The plucky pair will need three fly-bys of Earth and one from Mars, using the gravitational pull each time as a slingshot to reach more than 100,000 kph (60,000 mph) to match C-G's speed.
The minutest error in navigation will send the mission hurtling out of the Solar System, for the spacecraft has to meet up with an object just four kilometre's (2.5 miles across).
One of the biggest worries will come after the launch, when the main stage will separate from the upper stage. For the following 105 minutes, the upper stage will coast to a higher altitude before igniting to boost the three-tonne spacecraft to 40,000 kph (25,000 mph), enough to escape the Earth's gravitational pull.

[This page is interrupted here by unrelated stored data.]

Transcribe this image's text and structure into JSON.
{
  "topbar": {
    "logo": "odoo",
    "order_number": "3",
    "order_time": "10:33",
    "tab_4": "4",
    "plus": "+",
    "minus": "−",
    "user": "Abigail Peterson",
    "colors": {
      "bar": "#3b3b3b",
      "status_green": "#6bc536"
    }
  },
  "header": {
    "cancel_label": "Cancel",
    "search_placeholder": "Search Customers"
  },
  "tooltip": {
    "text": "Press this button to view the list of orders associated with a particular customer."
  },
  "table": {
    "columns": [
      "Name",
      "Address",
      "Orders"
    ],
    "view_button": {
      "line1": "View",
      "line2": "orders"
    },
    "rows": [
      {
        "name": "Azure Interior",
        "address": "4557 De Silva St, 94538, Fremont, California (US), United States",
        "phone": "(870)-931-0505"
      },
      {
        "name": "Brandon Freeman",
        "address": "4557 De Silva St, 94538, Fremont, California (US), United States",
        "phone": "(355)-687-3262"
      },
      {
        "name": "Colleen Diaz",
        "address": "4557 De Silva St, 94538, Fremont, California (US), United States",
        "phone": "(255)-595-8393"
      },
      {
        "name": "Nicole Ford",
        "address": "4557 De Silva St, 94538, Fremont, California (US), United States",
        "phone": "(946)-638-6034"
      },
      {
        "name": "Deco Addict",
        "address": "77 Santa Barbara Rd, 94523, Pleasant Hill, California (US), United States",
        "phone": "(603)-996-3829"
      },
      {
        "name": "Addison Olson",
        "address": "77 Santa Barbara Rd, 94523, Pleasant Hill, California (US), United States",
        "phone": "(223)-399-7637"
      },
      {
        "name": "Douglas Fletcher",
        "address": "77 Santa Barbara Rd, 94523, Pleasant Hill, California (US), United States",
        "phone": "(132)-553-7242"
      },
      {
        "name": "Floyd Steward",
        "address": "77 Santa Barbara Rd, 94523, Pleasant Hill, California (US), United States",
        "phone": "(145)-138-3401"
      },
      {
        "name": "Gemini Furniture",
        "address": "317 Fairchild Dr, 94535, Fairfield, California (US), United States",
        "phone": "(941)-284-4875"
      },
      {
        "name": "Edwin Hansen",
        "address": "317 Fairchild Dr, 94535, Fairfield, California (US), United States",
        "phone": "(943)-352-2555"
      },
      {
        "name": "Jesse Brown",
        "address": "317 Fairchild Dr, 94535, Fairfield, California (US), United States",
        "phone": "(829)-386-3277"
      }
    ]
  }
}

This coasting method has required significant changes to the Ariane 5 upper stage, "a major first," said Jean-Yves Le Gall, director-general of Arianespace, which is carrying out the launch.
Arianespace is fighting to establish the Ariane 5's credibility after the disastrous failure of a 10-tonne version of this rocket on its maiden flight on December 11 2002.
Adding to the tensions is the fact that Thursday's launch is ESA's second stab to get Rosetta into space. A launch a year ago was scrubbed because of reliability fears about the Ariane 5, and that target, Comet Wirtanen, was substituted for "C-G".
Rosetta is named after the stone that explained Egyptian hieroglyphics, thus laying bare the culture of the Pharoahs to modern eyes. Philae is so called after an obelisk that itself provided a key to understanding Rosetta.